Closed iantaylor-NOAA closed 3 years ago
yeah, if the selectivity of Amin (survey and fishery) is fixed at a reference level (0 in this case) in parameter space and others estimated relative to that reference, it should be fine as long as the relational nature of the reference level to all other estimated levels remains after back-transformation and rescaling (max selectivity is 1). It sounds like this is the case (as I'm sure it would be) - maybe just use the term 'fixed to a reference level (0 in this case)' instead of fixed at 0. Or maybe it's just my confusion...
Just a reminder that in the Data section last year there are two pages (39-40) on the selectivity function - presumably that would be a starting point.
The write-up of selectivity (pages 39-40) should be expanded to include discussion of the extra transformation for the time-varying parameters that was present (but undocumented) in the 2017 model, and no longer available in SS version 3.30 (illustrated in the figure below, previously shared by email).
I previously stated that the slope was about 0.135, but taking the derivative of the equation involved reveals that, ignoring the the tiny added constants it's actually 1/7 ~ 0.1428. This value implies that the old phi = 0.20 should be converted to phi = 0.20*7 = 1.40, rather than the 1.50 value found by trial and error used in previous conversions to 3.30. Indeed, an SS 3.30 model with phi = 1.40 matches our 2017 model using 3.24 a tiny bit better than those before, so I will use that value in the updated bridging steps, starting with model 2018.31.

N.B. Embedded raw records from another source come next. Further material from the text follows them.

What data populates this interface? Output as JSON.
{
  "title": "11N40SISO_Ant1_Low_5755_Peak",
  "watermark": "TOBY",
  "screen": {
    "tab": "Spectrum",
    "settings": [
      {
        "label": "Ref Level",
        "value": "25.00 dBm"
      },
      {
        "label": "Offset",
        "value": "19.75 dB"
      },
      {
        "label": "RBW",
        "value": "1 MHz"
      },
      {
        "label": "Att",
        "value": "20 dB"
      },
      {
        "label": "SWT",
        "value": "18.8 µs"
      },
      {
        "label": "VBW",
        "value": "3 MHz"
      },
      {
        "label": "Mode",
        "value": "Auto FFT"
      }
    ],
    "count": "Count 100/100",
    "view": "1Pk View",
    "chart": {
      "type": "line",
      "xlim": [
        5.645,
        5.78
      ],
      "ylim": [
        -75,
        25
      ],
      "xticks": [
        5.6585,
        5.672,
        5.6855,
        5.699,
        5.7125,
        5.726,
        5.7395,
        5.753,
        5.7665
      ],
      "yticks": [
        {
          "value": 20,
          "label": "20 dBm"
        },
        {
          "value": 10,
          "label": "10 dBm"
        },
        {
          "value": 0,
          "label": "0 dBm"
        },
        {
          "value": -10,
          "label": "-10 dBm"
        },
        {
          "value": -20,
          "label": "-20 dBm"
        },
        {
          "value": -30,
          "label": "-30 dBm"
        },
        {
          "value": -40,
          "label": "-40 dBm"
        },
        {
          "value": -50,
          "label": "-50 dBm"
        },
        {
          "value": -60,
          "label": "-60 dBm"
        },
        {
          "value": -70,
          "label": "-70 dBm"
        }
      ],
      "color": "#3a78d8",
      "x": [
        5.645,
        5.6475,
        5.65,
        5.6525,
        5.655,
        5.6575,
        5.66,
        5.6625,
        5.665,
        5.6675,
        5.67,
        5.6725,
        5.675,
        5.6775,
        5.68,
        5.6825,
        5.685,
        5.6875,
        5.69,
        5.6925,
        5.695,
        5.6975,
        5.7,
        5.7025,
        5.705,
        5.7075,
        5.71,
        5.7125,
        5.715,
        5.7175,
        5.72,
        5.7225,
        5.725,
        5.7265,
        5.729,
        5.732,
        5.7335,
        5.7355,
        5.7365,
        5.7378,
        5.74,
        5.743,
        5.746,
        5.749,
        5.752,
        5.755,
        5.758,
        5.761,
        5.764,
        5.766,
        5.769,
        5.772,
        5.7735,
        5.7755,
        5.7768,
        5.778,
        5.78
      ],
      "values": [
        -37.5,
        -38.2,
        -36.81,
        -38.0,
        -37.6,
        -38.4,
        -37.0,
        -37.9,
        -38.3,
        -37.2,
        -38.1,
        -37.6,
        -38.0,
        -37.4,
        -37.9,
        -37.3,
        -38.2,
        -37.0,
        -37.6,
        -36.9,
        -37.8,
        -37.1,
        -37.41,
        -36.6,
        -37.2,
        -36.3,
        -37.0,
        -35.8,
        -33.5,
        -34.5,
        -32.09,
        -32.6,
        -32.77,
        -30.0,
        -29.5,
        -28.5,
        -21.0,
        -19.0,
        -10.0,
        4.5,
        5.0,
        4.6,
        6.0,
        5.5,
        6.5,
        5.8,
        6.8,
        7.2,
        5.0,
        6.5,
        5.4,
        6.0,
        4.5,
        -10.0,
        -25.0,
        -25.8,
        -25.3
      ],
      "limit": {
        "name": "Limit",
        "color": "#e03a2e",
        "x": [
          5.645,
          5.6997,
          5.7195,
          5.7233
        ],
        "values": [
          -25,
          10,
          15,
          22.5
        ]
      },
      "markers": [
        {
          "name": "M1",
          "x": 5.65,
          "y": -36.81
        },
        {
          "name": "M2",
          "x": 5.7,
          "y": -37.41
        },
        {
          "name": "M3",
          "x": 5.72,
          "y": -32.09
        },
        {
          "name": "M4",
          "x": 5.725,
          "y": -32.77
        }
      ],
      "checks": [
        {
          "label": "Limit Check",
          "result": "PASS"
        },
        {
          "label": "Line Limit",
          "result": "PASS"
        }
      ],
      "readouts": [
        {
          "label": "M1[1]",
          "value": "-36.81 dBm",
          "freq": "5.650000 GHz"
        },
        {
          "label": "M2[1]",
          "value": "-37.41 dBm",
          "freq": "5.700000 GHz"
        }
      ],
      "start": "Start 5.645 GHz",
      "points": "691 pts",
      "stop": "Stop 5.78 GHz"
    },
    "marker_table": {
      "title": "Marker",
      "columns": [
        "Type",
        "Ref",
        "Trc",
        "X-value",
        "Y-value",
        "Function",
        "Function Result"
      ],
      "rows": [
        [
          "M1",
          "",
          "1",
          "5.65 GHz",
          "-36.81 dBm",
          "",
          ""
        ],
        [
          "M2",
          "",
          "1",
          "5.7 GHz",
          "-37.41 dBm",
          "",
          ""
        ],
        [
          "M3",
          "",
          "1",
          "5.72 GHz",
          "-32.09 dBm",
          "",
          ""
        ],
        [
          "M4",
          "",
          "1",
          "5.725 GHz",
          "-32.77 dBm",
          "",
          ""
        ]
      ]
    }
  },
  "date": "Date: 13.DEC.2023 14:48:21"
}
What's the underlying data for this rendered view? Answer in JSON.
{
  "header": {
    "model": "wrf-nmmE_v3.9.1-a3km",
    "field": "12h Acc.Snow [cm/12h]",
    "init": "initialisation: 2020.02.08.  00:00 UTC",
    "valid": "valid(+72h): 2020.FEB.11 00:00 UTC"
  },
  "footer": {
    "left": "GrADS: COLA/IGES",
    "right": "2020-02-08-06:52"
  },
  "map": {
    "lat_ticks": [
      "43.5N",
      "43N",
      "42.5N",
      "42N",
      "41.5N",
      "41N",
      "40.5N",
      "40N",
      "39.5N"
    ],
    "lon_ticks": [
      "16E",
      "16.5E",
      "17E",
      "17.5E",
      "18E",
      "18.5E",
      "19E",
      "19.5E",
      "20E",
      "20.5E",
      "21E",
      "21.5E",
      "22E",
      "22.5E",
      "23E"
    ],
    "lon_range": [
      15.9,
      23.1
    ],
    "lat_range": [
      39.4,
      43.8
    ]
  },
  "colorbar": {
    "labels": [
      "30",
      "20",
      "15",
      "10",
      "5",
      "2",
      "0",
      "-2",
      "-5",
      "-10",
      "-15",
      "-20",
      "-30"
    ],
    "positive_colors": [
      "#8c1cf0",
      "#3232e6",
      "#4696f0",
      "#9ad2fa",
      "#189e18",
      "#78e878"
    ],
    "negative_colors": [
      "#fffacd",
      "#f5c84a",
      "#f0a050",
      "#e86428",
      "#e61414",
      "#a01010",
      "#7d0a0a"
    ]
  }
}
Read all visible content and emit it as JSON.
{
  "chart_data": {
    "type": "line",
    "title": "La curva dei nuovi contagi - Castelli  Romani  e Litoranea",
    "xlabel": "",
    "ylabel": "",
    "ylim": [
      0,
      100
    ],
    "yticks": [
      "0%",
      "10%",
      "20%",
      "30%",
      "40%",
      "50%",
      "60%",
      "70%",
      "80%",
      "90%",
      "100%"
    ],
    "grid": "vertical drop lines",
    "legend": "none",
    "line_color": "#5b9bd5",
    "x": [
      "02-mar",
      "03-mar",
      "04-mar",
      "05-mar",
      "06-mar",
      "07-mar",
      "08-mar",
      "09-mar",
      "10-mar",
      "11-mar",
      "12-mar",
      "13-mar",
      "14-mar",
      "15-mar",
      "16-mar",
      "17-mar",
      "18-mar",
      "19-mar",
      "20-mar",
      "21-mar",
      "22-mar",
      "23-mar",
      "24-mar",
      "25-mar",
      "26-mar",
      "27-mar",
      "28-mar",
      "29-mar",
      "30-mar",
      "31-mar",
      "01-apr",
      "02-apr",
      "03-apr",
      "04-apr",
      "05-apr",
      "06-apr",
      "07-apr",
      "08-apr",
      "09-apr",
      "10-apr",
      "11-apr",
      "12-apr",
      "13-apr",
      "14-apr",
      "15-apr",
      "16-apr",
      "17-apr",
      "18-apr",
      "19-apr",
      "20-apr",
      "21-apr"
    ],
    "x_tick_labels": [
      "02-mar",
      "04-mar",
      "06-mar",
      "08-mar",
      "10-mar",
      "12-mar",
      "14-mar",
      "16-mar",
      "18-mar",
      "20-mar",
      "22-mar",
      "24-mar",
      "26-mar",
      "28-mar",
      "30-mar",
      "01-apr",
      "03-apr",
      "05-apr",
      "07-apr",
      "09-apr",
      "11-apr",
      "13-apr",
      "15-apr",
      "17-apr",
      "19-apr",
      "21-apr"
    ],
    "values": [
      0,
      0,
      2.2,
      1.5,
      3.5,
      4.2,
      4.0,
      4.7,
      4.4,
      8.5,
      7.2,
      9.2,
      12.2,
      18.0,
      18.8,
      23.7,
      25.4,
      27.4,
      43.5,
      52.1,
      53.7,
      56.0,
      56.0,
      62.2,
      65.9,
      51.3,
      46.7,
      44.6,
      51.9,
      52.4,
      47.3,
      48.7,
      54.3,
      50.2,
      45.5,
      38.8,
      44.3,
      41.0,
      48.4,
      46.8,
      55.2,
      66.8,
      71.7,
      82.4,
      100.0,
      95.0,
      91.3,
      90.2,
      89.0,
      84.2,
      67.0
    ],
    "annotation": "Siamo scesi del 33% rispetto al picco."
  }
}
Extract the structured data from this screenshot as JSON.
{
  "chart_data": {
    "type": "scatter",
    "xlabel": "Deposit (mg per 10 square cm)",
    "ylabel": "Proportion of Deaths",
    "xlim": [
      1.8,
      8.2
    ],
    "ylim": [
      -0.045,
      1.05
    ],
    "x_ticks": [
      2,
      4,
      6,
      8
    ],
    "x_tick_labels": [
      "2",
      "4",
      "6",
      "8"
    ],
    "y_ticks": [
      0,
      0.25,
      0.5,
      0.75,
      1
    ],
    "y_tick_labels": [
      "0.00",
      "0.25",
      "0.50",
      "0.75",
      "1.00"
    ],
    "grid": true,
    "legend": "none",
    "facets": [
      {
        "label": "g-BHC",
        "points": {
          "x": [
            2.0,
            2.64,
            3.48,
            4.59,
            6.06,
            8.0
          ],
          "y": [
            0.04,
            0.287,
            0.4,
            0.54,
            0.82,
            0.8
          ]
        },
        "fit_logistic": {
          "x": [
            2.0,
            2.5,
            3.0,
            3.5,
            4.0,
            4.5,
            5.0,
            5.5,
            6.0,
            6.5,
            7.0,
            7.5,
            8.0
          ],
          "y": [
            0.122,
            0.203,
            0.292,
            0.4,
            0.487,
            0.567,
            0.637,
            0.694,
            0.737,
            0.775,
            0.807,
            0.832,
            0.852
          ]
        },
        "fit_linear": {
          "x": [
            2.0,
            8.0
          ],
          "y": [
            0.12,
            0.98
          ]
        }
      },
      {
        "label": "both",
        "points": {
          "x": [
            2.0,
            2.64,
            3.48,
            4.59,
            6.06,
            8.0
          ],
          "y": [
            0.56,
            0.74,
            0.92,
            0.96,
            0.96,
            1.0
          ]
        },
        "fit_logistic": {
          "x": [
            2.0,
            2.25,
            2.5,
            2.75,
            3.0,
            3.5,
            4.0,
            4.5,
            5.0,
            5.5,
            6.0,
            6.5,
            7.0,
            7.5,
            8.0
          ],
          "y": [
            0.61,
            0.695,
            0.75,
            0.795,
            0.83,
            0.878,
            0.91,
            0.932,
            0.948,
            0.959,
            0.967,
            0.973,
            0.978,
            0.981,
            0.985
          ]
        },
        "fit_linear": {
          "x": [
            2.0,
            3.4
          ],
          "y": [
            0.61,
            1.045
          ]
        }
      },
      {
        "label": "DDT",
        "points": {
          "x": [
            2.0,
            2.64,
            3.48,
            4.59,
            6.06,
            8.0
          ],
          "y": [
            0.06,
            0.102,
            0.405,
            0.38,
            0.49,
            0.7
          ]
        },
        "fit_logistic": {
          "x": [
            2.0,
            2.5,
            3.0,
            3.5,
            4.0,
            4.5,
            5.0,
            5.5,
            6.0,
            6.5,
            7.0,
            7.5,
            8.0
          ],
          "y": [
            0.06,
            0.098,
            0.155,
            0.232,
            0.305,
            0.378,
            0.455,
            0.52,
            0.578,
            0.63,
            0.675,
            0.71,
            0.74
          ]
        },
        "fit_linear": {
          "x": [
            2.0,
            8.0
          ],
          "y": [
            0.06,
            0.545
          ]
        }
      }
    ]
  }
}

The function randWalkSelex.fn
(in utilities.r) replicates the calculation of the selectivity from the parameters values with or without deviations. In commit f697a82 I just modified to remove the parameter transformation described in my previous comment on this issue, so that the calculations will work for our new base model. If we need to represent selectivity for earlier models, we can use change the new argument transform=FALSE
to TRUE
.
Ian:
is this statement still true or has something changed in new version of SS (I didn't think so but thought I'd check)...
"forecasted catches are removed using selectivity averaged over the last five years"
Yes, still true thanks to this line in forecast.ss:
#_Fcast_years: beg_selex, end_selex, beg_relF, end_relF, beg_recruits, end_recruits (enter actual year, or values of 0 or -integer to be rel. endyr)
-4 0 -4 0 -999 0
A change in 3.30 is the addition of the 5th and 6th inputs there, which control the reference years for recruitment in models where you have time-varying stock-recruit parameters due to regime shifts or something like that (the -999 to 0 default just says average over the whole time series). Our model has time-invariant R0, h, and sigmaR so those new settings don't matter
I think this is adequately addressed to close the issue. I have a few additional ideas for further improvement but I think the minimum necessary for a complete document has been done.
Rick Methot notes, when looking at a very long forecast from the hake model that ...
I note that this model has time-varying selectivity parameters and that the forecast selectivity
is set to average over the last 5 years of the time series.
This means that selectivity in the forecast is much less variable than selectivity in the time series.
An alternative configuration would have the selectivity parameters continue to have random
devs into the forecast period and to change the forecast selectivity to use annual calculations
rather than an average of recent years. I tried this alternative and, as expected,
it had a large impact on the variance patterns in the forecast.
We could set up a model run where the forecast is based on random deviates to see how much the forecasts change, but we aren't using MLE any more so this seems useless. Need to determine if selectivity used the 2dAR process how this would change or need to be set, do we currently do anything different for the sensitivity run with 2dAR selectivity for the forecasting? Moved to a new issue.
RM also noted that the maxF in the forecast is set in the control file to be 1.5. Just something to think about, regarding if it should be increased or not? Some Fs are 0.8. I think it is fine to leave as is given that we only do short-term forecasting.
The selectivity write-up could use a few changes, regardless of whether on not we switch to a new parameterization (issue #310 ).